Yazarken kendi fikirlerinizden korktuğunuz oluyor mu?

Evet, bazen. Zaman zaman boş bir sayfanın önüne oturuyorum ve sahnenin şekillenmesini görüyorum. Fikirlerim o sahneyi oluşturmaya başlıyor. Sanki bilgisayar ekranında sahne canlanıyor gibi. Bazen bunlar beni korkutuyor. Çok derinlerde bir yere dokundukları için beni korkuttukları oluyor.

Haberin Devamı

Günümüz korku sinemasının her şeyi gerçekçi kılma çabası hakkında ne düşünüyorsunuz? Sizin filmleriniz bunun tam tersi…

Bence korku türünün hâlâ en iyi örnekleri, hayal gücüne dayanan ve yaratıcılarının bilinçaltından yola çıkan filmler. Gerçekçi olmaya çalışan filmler izleyiciye fazla gelebilir. Günümüzün gerçekliğinin bir parçası IŞİD mesela. Onların yaptıkları, gerçekçi film çekmek isteyenleri ezer geçer.

Filmlerinizde Joan Bennett ve Alida Valli’nin aralarında olduğu çok önemli oyuncularla da çalıştınız.

Her zaman sinemanın hayranı ve izleyicisi oldum. Divaları, klasik filmleri severim. Dolayısıyla filmimde ileri yaşta birinin canlandıracağı bir rol olunca aklıma hep sinemanın divaları gelir. Genellikle cadı rolleri filan oynamaları gerekti ama ne yapayım, roller öyle.

‘70’lerdeki filmlerin malzemesi doğanın gücüne sahipti’

1970’lerdeki filmlerinizdeki renkleri nasıl elde ettiniz?

Haberin Devamı

O dönemde yapmaya çalıştığımız hayal gücünü yansıtan, abartılı ve fantastik renklerdi. Bunu da farklı filmler kullanarak yaptık. Şimdi dijital olarak yapılıyor, dolayısıyla o dönemin renklerini elde etmek mümkün değil. Dijital teknoloji asla o renklere erişecek kadar güçlü olmayacak.

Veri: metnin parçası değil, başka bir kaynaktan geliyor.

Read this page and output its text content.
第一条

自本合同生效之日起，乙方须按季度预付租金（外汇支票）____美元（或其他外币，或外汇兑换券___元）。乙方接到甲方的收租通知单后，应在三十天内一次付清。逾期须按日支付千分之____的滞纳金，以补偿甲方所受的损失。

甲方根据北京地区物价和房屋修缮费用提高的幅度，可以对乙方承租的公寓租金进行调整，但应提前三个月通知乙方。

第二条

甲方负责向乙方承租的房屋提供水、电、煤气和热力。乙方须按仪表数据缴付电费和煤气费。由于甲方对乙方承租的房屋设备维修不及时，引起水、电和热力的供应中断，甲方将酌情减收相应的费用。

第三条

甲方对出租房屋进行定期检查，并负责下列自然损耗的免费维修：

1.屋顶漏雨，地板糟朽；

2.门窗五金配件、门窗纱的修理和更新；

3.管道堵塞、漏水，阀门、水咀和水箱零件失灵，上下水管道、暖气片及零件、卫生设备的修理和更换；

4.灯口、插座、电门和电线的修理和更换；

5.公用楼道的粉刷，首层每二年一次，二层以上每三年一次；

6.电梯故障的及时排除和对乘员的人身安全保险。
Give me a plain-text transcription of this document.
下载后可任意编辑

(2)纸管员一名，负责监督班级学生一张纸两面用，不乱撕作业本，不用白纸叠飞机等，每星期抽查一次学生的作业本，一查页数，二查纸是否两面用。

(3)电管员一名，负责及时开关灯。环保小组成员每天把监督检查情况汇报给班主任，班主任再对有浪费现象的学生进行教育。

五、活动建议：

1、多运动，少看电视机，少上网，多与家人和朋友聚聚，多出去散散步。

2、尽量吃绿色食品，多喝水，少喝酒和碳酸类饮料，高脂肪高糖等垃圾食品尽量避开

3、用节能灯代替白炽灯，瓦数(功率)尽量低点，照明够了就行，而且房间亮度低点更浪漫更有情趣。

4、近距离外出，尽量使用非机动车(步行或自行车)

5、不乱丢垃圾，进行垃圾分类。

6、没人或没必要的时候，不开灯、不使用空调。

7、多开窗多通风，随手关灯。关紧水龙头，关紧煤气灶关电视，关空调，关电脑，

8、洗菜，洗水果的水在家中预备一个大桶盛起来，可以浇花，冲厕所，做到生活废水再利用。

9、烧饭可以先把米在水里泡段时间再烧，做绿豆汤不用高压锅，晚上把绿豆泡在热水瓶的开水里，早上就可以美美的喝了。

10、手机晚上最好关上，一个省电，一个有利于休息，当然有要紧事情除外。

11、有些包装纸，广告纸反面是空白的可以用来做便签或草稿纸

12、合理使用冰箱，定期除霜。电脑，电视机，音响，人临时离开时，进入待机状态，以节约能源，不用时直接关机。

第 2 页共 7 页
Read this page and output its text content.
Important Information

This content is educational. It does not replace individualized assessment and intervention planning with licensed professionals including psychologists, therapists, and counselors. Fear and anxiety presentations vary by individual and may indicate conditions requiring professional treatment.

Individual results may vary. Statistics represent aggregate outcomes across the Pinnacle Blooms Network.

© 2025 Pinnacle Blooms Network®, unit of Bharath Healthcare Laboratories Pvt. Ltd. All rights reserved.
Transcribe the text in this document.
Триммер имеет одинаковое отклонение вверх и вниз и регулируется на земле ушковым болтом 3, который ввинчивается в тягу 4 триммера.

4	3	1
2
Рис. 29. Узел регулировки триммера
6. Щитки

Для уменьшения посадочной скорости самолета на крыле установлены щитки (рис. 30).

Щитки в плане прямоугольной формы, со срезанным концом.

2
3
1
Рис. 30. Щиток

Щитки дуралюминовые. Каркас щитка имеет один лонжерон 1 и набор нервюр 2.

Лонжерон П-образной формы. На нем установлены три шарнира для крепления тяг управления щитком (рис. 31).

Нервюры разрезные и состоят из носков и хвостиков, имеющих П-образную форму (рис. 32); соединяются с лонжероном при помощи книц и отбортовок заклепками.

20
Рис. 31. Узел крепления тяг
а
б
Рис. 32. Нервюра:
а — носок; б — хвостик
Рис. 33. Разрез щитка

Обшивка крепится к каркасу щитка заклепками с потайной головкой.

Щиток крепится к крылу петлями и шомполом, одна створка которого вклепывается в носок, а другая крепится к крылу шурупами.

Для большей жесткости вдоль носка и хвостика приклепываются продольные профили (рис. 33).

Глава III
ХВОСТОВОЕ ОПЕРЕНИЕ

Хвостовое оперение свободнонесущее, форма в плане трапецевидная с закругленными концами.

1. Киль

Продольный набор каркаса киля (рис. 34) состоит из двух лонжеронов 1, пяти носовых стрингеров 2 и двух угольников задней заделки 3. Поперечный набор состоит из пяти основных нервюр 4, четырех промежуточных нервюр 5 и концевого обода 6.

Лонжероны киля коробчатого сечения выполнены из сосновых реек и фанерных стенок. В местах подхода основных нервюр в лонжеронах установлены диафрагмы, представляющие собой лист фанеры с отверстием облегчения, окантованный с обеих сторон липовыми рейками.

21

O zaman kullandığımız malzeme organikti. Ağaç, selüloit, suyla temasa geçiyordu. Bunlar hep doğanın sağlayabildiği harikalardı. Dolayısıyla doğanın gücüne sahipti. Bugün dijital aynı şeyi veremez. Dijital mavi, Kodak mavisi olamaz. Dijital kırmızı, Fuji kırmızısı olamaz.